We can now plot the expression across clusters splitted by slide.

# expression QC
Seurat::VlnPlot(ST011, features = c("nCount_Spatial"), split.by = "orig.ident") +
    scale_fill_manual(values = c("indianred", "brown2", "firebrick",
                                 "#BCD2EE", "lightskyblue3", "dodgerblue")) +
    ggplot2::theme(legend.position = c(0.9, 0.9))
Merged slides overview - Violin Plot

Figure 1.2: Merged slides overview - Violin Plot

We can immediatly notice how the control group have an higher cell counts and expression values for group 2 and 5, while the AD slides seems encriched in cells from group 9. Group 11 appear only in an AD slide.

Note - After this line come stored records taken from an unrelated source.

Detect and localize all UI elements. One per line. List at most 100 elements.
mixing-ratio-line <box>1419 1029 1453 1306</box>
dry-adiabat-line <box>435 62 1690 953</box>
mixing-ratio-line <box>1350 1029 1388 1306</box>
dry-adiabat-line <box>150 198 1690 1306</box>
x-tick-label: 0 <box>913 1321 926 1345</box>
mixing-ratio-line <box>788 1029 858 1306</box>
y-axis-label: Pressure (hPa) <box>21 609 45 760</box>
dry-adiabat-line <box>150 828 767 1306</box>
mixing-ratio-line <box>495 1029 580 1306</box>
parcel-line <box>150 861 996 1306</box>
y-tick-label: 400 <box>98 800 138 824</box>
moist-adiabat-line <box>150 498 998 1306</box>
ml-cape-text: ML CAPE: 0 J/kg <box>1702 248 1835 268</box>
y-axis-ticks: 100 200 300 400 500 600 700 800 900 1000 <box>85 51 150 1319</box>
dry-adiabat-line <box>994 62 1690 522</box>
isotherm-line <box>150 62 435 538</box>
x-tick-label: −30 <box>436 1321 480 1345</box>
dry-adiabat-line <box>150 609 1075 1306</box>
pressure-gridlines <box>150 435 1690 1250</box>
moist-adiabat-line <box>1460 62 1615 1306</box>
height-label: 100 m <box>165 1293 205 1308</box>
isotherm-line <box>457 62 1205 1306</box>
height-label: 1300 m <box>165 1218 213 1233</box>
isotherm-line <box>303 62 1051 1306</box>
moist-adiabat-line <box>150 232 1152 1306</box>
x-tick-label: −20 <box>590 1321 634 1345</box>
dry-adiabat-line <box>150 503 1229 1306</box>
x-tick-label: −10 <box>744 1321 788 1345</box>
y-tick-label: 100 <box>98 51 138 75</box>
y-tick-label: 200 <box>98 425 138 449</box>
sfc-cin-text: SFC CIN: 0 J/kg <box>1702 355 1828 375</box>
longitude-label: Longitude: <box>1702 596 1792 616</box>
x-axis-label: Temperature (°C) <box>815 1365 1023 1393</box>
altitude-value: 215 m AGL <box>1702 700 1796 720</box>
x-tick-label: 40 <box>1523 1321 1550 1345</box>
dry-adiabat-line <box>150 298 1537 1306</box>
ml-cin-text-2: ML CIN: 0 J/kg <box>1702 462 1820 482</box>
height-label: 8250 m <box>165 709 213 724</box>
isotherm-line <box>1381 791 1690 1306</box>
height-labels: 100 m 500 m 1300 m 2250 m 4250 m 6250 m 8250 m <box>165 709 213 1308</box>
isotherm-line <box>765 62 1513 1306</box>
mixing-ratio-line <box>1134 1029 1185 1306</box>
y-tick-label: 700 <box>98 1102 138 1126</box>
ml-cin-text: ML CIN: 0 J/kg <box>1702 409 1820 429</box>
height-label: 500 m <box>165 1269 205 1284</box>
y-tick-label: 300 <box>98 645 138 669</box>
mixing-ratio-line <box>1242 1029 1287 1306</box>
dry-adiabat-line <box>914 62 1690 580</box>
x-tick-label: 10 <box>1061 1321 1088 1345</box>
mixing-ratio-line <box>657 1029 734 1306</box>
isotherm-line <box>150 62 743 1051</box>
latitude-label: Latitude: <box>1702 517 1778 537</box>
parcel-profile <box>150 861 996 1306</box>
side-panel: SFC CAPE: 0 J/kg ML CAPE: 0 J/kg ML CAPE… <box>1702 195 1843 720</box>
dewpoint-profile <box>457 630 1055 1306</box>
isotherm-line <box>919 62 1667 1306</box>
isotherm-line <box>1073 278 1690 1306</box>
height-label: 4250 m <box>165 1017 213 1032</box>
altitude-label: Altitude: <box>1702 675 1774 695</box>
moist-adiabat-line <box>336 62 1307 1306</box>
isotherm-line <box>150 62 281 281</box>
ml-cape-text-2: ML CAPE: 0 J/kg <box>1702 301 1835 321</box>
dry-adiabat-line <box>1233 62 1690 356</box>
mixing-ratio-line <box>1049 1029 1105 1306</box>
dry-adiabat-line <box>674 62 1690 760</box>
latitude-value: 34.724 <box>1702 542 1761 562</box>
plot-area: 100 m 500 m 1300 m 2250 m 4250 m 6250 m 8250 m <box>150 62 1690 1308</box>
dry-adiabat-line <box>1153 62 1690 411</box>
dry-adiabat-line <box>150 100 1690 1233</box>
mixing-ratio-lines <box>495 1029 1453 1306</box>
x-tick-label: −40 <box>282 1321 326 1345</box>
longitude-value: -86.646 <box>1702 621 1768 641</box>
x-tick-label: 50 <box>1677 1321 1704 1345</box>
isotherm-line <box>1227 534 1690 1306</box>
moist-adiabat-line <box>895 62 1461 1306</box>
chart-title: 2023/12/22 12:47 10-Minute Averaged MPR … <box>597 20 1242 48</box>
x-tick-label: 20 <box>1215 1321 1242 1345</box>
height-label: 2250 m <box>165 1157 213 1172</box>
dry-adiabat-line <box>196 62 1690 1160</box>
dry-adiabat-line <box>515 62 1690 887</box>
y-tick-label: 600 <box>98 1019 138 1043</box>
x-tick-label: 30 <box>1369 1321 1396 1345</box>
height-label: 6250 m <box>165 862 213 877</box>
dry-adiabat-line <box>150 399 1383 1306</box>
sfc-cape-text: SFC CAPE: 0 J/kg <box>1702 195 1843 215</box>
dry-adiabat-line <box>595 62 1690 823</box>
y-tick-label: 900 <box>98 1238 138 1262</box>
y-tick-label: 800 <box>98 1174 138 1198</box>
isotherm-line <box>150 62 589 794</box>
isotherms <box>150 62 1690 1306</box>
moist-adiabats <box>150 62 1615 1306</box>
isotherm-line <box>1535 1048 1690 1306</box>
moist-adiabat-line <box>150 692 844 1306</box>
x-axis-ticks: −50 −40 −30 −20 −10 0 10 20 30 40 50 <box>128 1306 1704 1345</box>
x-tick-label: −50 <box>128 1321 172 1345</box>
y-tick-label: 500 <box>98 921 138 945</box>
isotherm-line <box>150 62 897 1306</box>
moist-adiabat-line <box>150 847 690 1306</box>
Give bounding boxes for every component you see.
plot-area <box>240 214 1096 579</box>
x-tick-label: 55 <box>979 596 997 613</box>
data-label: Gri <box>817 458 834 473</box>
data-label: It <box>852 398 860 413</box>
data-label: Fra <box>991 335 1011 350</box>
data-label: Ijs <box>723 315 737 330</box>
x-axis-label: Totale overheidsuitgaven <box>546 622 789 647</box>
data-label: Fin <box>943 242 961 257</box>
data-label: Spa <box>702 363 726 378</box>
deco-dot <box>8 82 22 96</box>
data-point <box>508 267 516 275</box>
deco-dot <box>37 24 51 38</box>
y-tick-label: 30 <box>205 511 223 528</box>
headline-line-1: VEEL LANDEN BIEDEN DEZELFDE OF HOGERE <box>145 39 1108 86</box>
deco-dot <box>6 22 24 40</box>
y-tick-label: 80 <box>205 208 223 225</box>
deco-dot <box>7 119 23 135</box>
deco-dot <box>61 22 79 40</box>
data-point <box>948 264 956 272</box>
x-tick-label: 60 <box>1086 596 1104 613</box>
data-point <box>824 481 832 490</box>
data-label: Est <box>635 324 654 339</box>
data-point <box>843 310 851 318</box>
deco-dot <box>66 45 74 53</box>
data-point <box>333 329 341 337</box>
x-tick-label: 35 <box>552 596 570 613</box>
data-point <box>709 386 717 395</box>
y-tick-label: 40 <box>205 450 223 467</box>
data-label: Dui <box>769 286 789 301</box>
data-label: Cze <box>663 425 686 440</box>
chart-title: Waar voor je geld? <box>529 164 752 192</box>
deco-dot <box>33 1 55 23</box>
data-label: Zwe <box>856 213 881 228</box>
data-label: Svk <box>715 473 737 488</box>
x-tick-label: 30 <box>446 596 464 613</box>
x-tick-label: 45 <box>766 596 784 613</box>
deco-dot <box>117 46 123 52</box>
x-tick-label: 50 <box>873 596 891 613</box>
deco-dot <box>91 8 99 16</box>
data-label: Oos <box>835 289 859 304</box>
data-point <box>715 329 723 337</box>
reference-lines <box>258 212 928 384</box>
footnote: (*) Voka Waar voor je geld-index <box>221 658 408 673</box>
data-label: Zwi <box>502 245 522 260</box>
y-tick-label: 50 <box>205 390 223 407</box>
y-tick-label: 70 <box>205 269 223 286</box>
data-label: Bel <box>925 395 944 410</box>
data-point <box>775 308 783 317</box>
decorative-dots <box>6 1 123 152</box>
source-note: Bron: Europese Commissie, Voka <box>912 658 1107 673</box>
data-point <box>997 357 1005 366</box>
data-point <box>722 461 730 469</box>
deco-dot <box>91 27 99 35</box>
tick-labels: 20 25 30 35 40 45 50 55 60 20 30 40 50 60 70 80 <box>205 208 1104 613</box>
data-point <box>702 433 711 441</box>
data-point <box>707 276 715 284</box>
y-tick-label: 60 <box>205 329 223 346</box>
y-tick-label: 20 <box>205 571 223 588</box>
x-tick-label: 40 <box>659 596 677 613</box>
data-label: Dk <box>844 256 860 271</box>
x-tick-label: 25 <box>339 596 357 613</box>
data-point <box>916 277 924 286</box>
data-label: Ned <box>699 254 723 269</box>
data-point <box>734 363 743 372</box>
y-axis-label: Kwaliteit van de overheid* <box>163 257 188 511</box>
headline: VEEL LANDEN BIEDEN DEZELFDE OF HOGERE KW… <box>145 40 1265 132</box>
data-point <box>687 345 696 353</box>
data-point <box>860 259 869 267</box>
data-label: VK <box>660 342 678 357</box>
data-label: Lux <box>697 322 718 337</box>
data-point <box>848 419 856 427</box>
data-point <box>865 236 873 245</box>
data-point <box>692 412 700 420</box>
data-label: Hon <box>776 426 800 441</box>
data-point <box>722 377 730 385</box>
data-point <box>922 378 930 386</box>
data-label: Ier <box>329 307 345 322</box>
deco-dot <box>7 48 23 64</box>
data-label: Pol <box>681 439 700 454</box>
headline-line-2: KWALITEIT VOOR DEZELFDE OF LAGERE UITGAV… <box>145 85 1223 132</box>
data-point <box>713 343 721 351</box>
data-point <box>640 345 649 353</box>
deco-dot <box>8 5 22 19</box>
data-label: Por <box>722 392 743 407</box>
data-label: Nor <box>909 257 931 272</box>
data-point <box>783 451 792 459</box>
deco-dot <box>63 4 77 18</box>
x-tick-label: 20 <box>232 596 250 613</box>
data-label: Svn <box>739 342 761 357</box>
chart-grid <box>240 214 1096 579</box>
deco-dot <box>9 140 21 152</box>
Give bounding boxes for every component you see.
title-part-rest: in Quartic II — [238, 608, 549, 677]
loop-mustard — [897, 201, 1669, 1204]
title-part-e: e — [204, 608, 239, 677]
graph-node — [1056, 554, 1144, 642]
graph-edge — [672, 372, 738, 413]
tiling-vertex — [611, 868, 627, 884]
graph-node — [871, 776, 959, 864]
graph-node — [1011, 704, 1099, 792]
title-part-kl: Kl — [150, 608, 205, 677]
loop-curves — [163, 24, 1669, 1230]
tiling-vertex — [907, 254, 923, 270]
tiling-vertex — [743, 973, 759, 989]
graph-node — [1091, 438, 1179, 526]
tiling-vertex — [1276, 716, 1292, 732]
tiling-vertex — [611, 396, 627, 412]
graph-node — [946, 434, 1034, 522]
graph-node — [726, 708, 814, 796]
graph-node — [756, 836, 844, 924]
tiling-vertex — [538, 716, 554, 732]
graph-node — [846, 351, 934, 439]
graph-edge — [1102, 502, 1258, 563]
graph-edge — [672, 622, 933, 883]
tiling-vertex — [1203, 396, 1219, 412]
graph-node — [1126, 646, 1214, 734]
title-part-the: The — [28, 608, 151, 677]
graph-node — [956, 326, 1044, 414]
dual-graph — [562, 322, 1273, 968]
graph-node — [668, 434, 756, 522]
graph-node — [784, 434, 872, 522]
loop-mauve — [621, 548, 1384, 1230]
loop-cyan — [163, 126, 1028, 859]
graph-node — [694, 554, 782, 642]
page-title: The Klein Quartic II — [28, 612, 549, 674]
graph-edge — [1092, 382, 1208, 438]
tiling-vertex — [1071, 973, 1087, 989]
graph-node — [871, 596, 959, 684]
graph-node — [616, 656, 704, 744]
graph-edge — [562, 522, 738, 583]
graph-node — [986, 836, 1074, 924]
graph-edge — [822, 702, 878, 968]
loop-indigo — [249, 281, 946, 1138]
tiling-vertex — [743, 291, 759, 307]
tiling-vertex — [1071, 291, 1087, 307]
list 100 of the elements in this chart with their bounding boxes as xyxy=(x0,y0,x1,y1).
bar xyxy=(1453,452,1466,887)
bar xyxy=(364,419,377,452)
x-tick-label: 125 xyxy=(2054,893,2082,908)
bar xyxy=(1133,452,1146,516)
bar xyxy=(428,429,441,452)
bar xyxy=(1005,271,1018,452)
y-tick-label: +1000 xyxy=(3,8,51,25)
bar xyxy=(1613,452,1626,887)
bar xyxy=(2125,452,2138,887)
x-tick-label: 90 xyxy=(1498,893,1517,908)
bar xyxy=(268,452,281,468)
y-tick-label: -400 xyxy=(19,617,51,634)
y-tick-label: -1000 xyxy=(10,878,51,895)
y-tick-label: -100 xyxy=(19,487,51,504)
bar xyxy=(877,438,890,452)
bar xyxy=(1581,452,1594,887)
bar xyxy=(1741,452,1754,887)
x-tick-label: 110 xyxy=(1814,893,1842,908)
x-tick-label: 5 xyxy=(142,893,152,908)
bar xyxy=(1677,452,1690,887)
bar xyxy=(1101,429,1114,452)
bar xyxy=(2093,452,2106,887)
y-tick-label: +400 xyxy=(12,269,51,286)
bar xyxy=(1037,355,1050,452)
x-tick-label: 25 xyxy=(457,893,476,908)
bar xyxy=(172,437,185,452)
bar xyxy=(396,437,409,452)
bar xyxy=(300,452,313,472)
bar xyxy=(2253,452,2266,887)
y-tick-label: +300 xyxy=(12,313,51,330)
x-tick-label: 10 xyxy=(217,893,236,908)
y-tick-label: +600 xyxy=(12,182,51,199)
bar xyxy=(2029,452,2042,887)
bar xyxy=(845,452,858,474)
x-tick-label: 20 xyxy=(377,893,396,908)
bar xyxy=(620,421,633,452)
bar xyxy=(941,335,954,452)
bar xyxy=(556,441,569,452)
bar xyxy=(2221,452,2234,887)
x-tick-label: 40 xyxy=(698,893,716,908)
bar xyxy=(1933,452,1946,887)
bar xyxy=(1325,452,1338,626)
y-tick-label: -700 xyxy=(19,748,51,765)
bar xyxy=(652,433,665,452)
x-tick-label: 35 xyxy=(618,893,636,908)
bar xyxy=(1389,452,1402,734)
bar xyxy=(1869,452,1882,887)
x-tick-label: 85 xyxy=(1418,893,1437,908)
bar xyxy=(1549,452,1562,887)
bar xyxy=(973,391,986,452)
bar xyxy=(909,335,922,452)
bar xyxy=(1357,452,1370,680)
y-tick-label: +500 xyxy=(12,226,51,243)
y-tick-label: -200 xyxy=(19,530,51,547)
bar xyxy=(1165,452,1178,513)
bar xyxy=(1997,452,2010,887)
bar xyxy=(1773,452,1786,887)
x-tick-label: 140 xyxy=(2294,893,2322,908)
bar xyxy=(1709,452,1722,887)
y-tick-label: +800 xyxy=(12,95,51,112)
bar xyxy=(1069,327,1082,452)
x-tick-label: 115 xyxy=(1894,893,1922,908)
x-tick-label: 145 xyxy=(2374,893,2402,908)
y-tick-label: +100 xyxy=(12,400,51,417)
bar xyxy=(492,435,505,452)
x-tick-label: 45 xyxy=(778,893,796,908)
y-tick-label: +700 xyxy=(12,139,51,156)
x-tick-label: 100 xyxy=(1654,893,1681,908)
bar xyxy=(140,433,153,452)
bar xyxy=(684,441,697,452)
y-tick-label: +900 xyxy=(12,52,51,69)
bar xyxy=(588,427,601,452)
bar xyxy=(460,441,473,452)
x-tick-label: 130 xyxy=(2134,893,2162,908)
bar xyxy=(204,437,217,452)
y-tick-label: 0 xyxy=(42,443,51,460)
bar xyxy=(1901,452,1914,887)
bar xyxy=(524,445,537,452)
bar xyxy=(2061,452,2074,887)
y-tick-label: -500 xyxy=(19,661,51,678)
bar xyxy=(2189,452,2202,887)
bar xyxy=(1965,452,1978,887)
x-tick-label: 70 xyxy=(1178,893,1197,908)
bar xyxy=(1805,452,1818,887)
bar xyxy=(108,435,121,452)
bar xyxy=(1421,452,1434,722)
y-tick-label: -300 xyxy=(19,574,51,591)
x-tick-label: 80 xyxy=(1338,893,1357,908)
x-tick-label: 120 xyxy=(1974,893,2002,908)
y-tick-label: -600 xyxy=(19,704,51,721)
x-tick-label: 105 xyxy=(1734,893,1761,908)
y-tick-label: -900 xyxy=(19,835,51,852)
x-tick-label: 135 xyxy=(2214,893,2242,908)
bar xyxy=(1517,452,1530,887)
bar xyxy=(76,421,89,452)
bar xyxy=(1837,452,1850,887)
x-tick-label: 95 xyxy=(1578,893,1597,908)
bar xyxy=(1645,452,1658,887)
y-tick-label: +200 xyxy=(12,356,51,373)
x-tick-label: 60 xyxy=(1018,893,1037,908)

Let’s check as well how the gene counts are distributed across the six slides.

# expression QC
plot1 = Seurat::SpatialFeaturePlot(ST011, features = "nCount_Spatial", pt.size.factor = 0)
plot2 = Seurat::SpatialFeaturePlot(ST011, features = "nCount_Spatial", pt.size.factor = 2000)
patchwork::wrap_plots(plot1, plot2, ncol = 1)
Merged slides overview - Slides expression

Figure 1.3: Merged slides overview - Slides expression

Now we have a single Seurat object ST011 containing all the slides. We can proceed with the Dimensionality Reduction steps.